Michael Egnor has a history of pure apologetics;
As a scientific expert, there is nothing to his rant.
Could he cite a proper journal for his odd take on genetics?
I am certain he would do it in a heartbeat—but he can’t.

This is clearly not a story with two equal sides competing;
The minority opinion Egnor holds is quite bizarre;
In the march of human knowledge, it’s a view that’s fast retreating,
And I’m fairly disappointed that it’s here on NPR.

The Digital Pack-Rat, volume 12

Ok, the first is from here–a bit of a discussion about a badly reviewed journal article “Mitochondria, the missing link between body and soul: Proteomic prospective evidence”.

Creationists’ goal is to prove there’s a soul
That’s impossible to have evolved;
The task is quite trying; instead, they keep lying,
And think that their problem is solved.
These pinhead god-floggers just woke up the bloggers
Who slapped them back down to their place;
With options now fewer, they’ll try something newer;
A godly stupidity race.

Next, from here, a comment on the observation that creationist cure for so very many physical ailments is… enemas. The nature of the problem hardly seems to matter–if there is half a chance they can make a badly-argued connection (and remember, making badly argued connections is a property of creationists in the same way that inertia is a property of matter), they will prescribe a high colonic for everything from the common cold to lung cancer.

Creationist pinheads and half-wits and numbskulls–
You name it; Pharyngula’s got ’em.
Some people go straight to the doctor for pains:
These people go straight to the bottom.
No antibiotics! No surgery! Nothing!
The Bible says “this too shall pass”
We only want medicine Jesus approves of…

So here, stick this hose up your ass.

I don’t tend to include limericks in the pack-rat series, but these I enjoyed. One of PZ’s fans had written him… long on words, short on paragraphs or content. And, as per policy, PZ presented it in his traditional Comic Sans font.

“I get email”; we know what comes next
In this case, an immense wall of text–
So there’s no other choice
But the standard “kook voice”–
Comic sans, pathologically vexed

We know briefness contributes to wit
And this fellow, he wanders… a bit.
And although there is levity
In sheer lack of brevity,
More words: greater chance that it’s shit.

Lastly, the most recent kerfuffle in Washington State, where a legislator is concerned that the Supreme Ruler Of The Universe is getting short shrift. Of course, I would kinda think that a supreme ruler could take care of him, her, it, or themself(ves), but rep. Struiksma apparently thinks God–er, the supreme ruler of the universe could use her help. Seems she has more power in this than the SROTU does.

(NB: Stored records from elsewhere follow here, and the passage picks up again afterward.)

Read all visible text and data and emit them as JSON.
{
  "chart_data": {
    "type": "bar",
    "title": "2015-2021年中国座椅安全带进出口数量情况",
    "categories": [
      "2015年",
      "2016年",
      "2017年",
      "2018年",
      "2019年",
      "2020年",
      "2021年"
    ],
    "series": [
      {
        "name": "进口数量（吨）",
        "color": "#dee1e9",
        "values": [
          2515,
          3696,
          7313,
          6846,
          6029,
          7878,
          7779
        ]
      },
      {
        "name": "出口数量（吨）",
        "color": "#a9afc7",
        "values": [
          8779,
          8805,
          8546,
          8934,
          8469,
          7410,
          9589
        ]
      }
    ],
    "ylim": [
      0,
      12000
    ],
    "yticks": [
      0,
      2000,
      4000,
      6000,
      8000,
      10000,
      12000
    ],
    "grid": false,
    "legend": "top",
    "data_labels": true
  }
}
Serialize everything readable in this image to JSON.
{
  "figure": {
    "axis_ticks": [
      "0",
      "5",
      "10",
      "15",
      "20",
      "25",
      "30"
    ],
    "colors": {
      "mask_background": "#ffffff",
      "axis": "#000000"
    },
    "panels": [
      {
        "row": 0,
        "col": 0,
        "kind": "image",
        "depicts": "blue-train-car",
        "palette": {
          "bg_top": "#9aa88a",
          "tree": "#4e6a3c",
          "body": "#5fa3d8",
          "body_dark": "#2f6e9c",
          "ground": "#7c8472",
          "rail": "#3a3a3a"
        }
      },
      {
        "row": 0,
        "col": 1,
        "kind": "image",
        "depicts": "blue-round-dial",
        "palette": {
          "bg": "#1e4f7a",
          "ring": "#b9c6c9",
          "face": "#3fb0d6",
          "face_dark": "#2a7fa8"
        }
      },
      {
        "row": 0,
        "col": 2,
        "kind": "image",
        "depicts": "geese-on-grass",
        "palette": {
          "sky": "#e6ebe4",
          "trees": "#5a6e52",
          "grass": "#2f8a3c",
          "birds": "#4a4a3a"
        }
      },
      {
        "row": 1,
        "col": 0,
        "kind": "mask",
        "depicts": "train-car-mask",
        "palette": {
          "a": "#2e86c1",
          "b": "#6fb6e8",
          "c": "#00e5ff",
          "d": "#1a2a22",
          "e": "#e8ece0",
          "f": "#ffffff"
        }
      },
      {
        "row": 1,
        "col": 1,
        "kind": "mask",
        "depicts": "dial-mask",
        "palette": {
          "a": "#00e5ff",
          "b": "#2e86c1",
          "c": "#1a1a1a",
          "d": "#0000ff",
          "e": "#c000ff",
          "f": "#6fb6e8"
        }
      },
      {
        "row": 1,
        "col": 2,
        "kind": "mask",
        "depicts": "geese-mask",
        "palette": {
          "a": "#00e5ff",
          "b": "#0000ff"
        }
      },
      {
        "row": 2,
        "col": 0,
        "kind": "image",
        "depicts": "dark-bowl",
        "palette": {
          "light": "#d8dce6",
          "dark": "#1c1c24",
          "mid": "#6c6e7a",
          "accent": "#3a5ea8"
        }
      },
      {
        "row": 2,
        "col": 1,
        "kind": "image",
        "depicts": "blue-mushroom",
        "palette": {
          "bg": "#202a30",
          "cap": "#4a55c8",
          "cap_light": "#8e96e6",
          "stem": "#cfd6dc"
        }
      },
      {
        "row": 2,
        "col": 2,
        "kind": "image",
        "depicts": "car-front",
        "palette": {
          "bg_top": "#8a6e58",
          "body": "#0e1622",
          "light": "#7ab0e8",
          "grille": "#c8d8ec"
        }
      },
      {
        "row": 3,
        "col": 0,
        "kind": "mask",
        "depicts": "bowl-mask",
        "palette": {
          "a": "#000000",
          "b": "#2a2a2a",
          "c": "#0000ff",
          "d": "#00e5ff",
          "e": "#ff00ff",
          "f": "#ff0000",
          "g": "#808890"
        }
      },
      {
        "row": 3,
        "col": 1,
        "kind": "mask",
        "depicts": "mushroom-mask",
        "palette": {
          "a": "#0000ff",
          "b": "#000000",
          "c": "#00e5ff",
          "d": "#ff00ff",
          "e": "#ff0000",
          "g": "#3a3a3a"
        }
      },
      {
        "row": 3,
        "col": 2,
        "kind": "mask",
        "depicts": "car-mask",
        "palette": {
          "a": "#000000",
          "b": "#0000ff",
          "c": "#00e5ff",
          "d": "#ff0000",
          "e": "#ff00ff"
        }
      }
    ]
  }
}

If this ruler really rules,
then the courts and laws and rules
Are already gleaming jewels
in his crown.
Does she think that we are fools,
She can use us as her tools?
Let’s just wait until she cools
A little down.

Does she think her ruler shy?
If we slight him, will he cry?
After all, she does imply
In her bill
That our power to deny
Is sufficient to defy,
Overcome, and say good-bye
To his will.

If this bill of hers should pass
Then her power would surpass
Her god’s greatness, and alas,
She’d be greater
Which, although it may be crass,
Means this legislative ass
Joins the new and higher class
Of “creator”.

Poor lady. I bet she doesn’t even suspect that the Supreme Ruler Of The Universe is a cuttlefish. Or that he really doesn’t care about recognition by Washington State.